I know it is in Twitter’s interest and not mine to show me an algorithmic timeline because of the literally hundreds of times I have had to switch the Twitter phone app from the deceitfully named “Home” (Silly user, you don’t get to choose your own home here! We will tell you where you will live!) to “Latest Tweets.” Inevitably that option to switch back will be removed, under the pretense that no one really wants it anymore. In reality, that will mean that those users who weren’t already converted to passivity have either surrendered to the interface’s recalcitrance or left the platform altogether. Basically it will go the way of Instagram. Earlier this week Frank Pasquale linked to a Reddit thread complaining about Instagram’s algorithmically driven algorithm: “It would be an excellent decision for instagram to allow the common sense option of viewing the feed either with the algorithm or in traditional chronological order,” one poster writes. “Furthermore, I don’t necessarily want to see the ‘best’ posts most often anyway.”
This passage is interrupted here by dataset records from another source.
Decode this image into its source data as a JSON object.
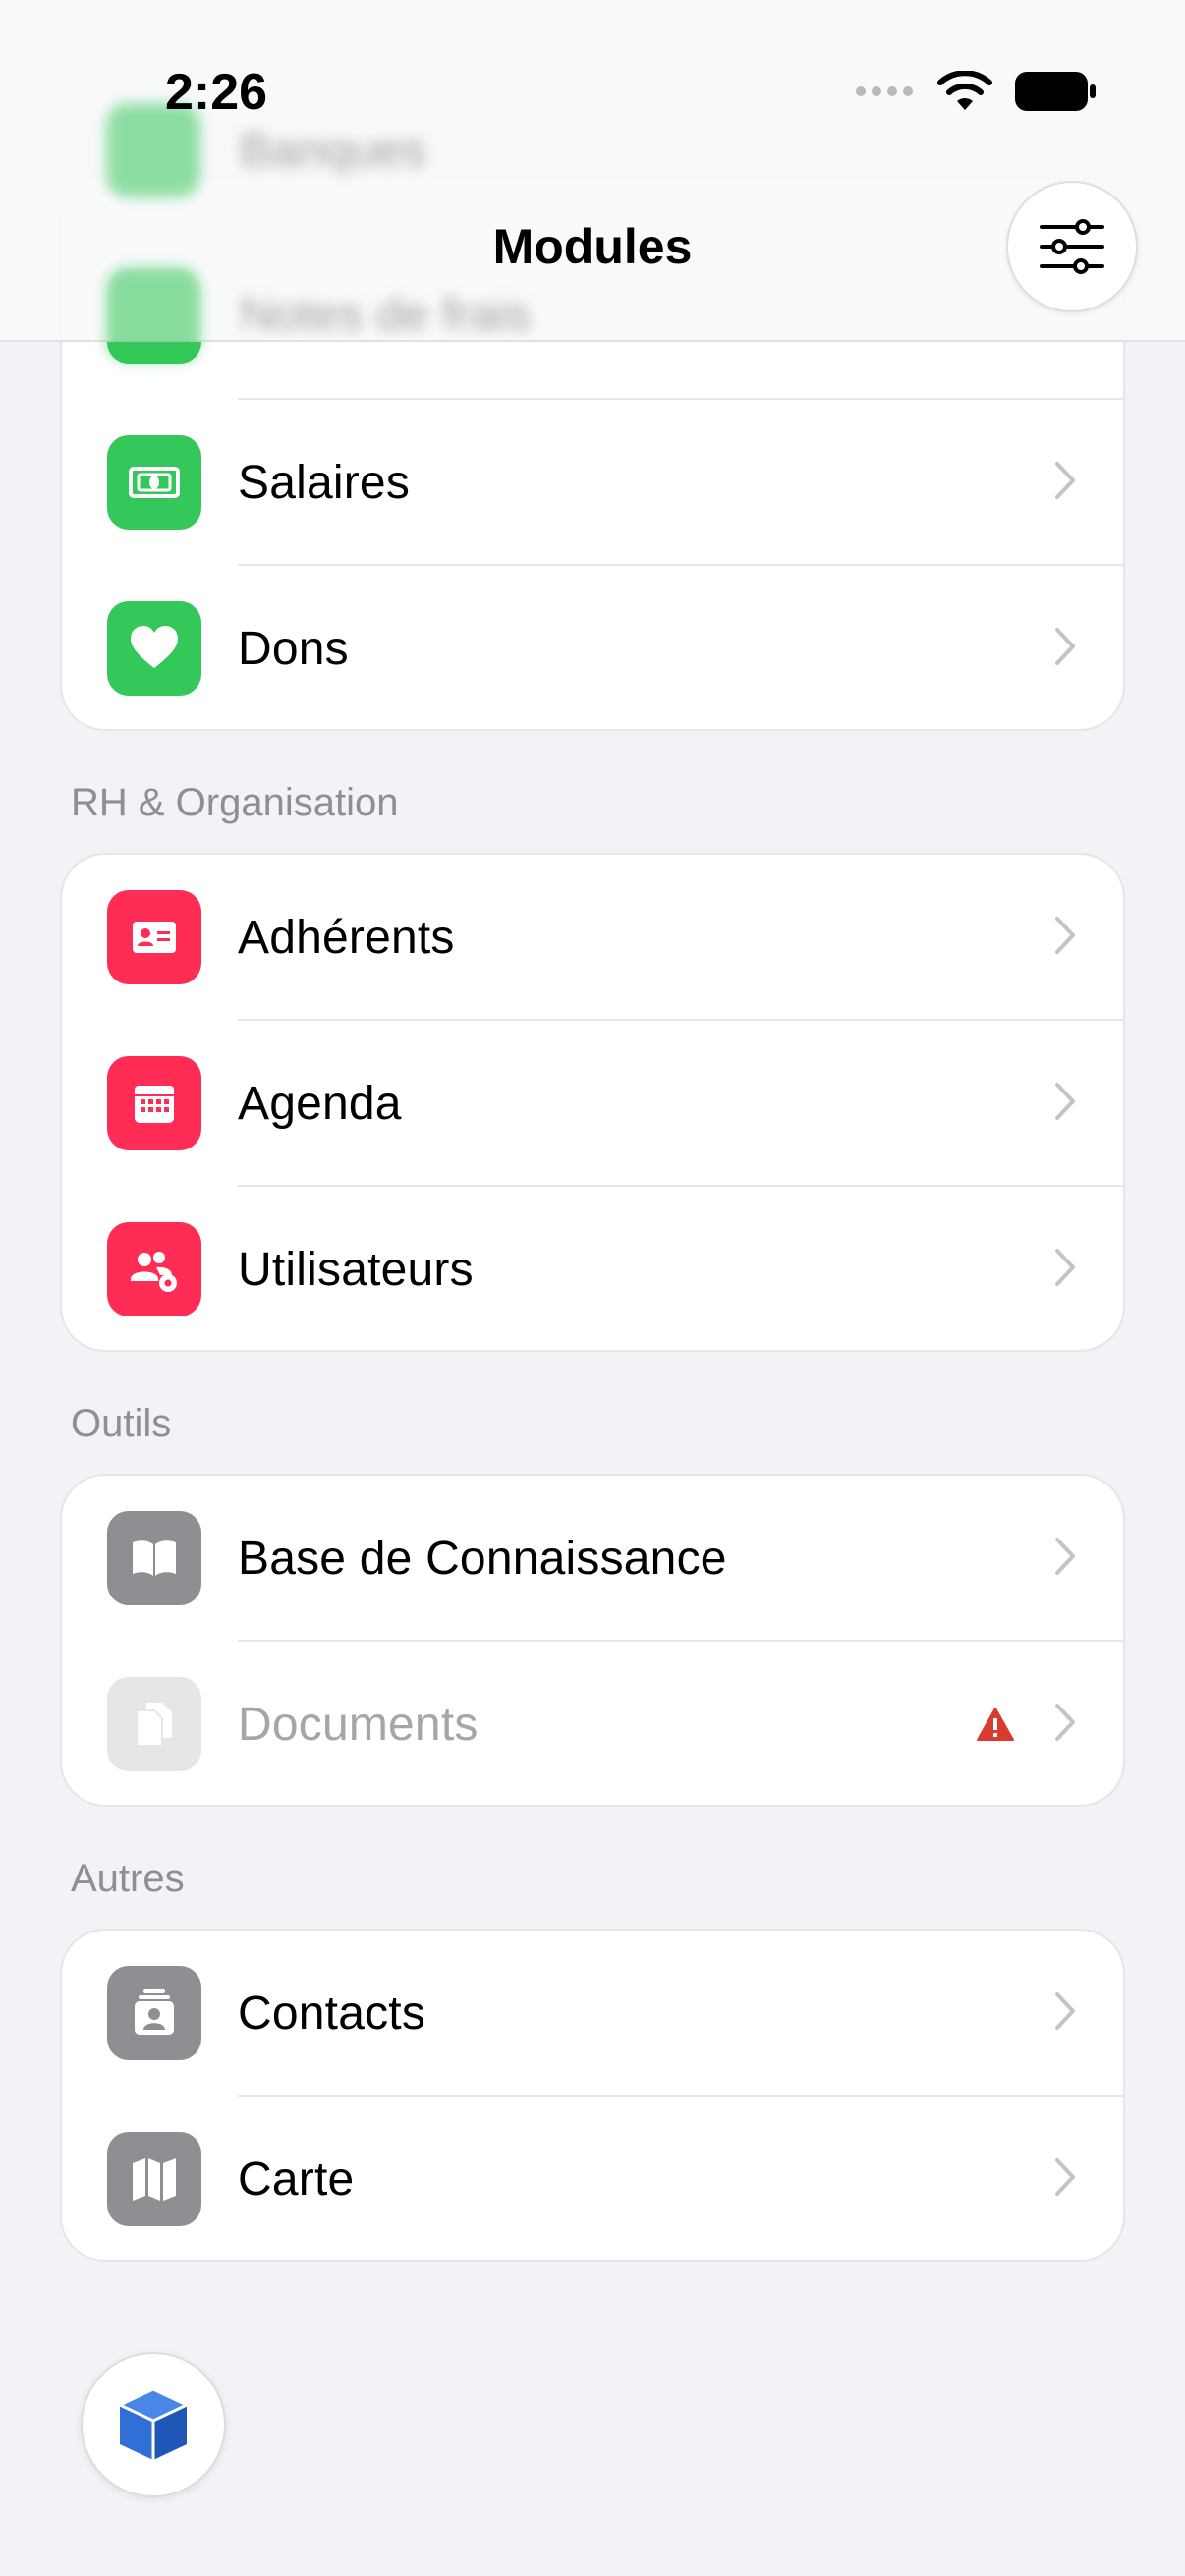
{
  "status": {
    "time": "2:26"
  },
  "nav": {
    "title": "Modules",
    "filter_icon": "sliders-icon"
  },
  "behind_header": {
    "item1": "Banques",
    "item2": "Notes de frais"
  },
  "sections": {
    "finance": {
      "items": [
        {
          "label": "Salaires",
          "icon": "banknote-icon"
        },
        {
          "label": "Dons",
          "icon": "heart-icon"
        }
      ]
    },
    "rh": {
      "title": "RH & Organisation",
      "items": [
        {
          "label": "Adhérents",
          "icon": "id-card-icon"
        },
        {
          "label": "Agenda",
          "icon": "calendar-icon"
        },
        {
          "label": "Utilisateurs",
          "icon": "users-gear-icon"
        }
      ]
    },
    "outils": {
      "title": "Outils",
      "items": [
        {
          "label": "Base de Connaissance",
          "icon": "book-icon"
        },
        {
          "label": "Documents",
          "icon": "documents-icon",
          "warning": "warning-icon"
        }
      ]
    },
    "autres": {
      "title": "Autres",
      "items": [
        {
          "label": "Contacts",
          "icon": "contact-card-icon"
        },
        {
          "label": "Carte",
          "icon": "map-icon"
        }
      ]
    }
  },
  "colors": {
    "green": "#34c759",
    "red": "#ff2d55",
    "gray": "#8e8e93",
    "warning": "#d93b30",
    "fab_icon": "#2f6fd6"
  },
  "fab": {
    "icon": "cube-icon"
  }
}
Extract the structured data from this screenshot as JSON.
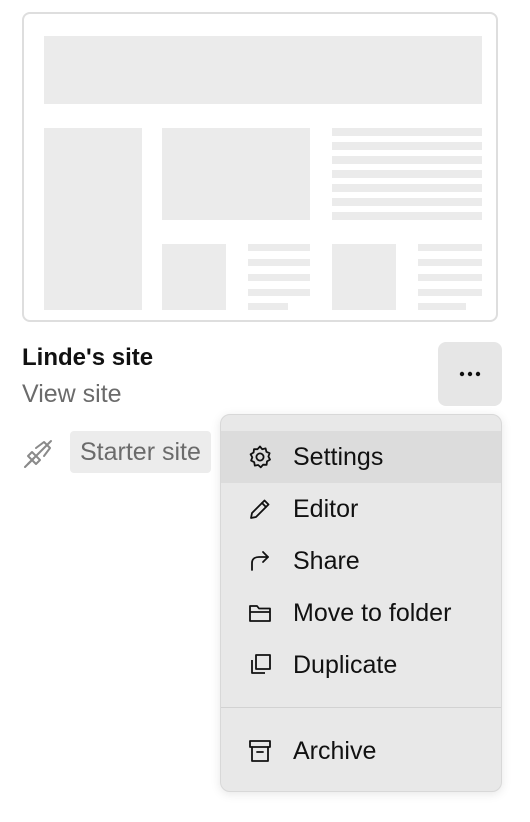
{
  "card": {
    "title": "Linde's site",
    "view_link": "View site",
    "badge": "Starter site",
    "status_icon": "unpublished-icon"
  },
  "more_button": {
    "label": "...",
    "icon": "more-icon"
  },
  "menu": {
    "items": [
      {
        "label": "Settings",
        "icon": "gear-icon"
      },
      {
        "label": "Editor",
        "icon": "pencil-icon"
      },
      {
        "label": "Share",
        "icon": "share-arrow-icon"
      },
      {
        "label": "Move to folder",
        "icon": "folder-icon"
      },
      {
        "label": "Duplicate",
        "icon": "duplicate-icon"
      },
      {
        "label": "Archive",
        "icon": "archive-icon"
      }
    ],
    "highlighted_item": "Settings"
  },
  "colors": {
    "menu_background": "#e8e8e8",
    "menu_highlight": "#dcdcdc",
    "placeholder": "#ebebeb",
    "muted_text": "#6b6b6b"
  }
}
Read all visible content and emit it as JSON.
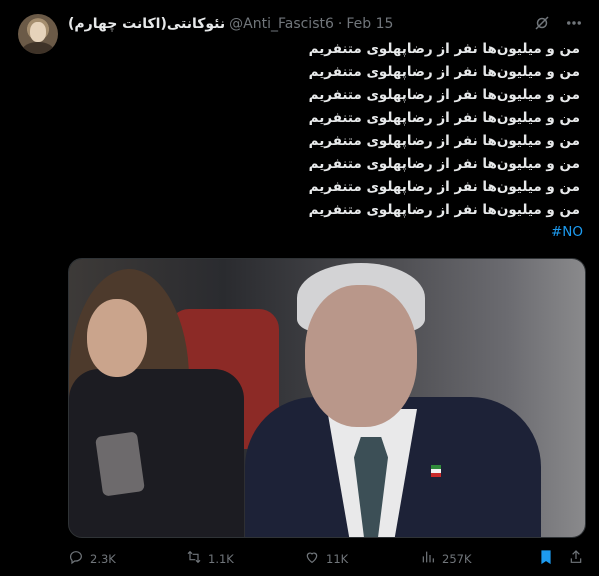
{
  "author": {
    "name": "نئوکانتی(اکانت چهارم)",
    "handle": "@Anti_Fascist6",
    "separator": "·",
    "date": "Feb 15"
  },
  "tweet": {
    "lines": [
      "من و میلیون‌ها نفر از رضاپهلوی متنفریم",
      "من و میلیون‌ها نفر از رضاپهلوی متنفریم",
      "من و میلیون‌ها نفر از رضاپهلوی متنفریم",
      "من و میلیون‌ها نفر از رضاپهلوی متنفریم",
      "من و میلیون‌ها نفر از رضاپهلوی متنفریم",
      "من و میلیون‌ها نفر از رضاپهلوی متنفریم",
      "من و میلیون‌ها نفر از رضاپهلوی متنفریم",
      "من و میلیون‌ها نفر از رضاپهلوی متنفریم"
    ],
    "hashtag": "#NO"
  },
  "actions": {
    "replies": "2.3K",
    "reposts": "1.1K",
    "likes": "11K",
    "views": "257K"
  },
  "icons": {
    "top": [
      "grok-icon",
      "more-icon"
    ],
    "actions": [
      "reply-icon",
      "repost-icon",
      "like-icon",
      "views-icon",
      "bookmark-icon",
      "share-icon"
    ]
  },
  "colors": {
    "accent": "#1d9bf0",
    "muted": "#71767b",
    "text": "#e7e9ea",
    "background": "#000000"
  }
}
While that option might be “excellent” for users, it would not be for Instagram, which has more to gain in training its users to fetishize its algorithm. Instagram wants to guarantee its advertisers that certain kinds of “best” content get seen the most and is therefore the most valuable sort of content to advertise against. When platforms insist on showing users the algorithmically selected “best” content, it is not doing those users a special favor; it is not necessarily considering their interests at all. The fact that the algorithms draw on user data to “target” them doesn’t mean this is for their benefit. (In general, most people don’t want to be shot at.) The goal is to impose a particular notion of what “best” is: The sorting is a form of meta-advertising. Eventually users are supposed to accept that whatever they happen to see on a platform is “the best content for them,” and if that includes ads for the NFL or for White Claws or chicken sandwiches or Donald Trump, then so be it. What’s best is best.
The comment that Pasquale highlighted in that Reddit thread argues, “If you’re not self promoting and spamming and doing XYZ to your account, you’re basically a nobody. And these companies know that, so they only promote bigger people.” What this suggests is that the point of algorithmic sorting is to manufacture the “bigger people” and discourage the “nobodies” from cluttering up the field too much. They should “engage” in their little corner of the platform with their puny like counts but not expect to compete with the real players, the brands and the influencers in cahoots with them. Algorithmic sorting rewards and produces scale: a few users with big follower counts and interactions, and many millions who are content to be followers, presumed to be beyond the need for vanity metrics and far more delighted to just obey the feed and accept its flattering attention to their needs. Scale, after all, is the entire point of platforms: They exist to sell the opportunities to leverage it, and that is all. “Digital well-being” and “healthy conversations” are at best means, not ends.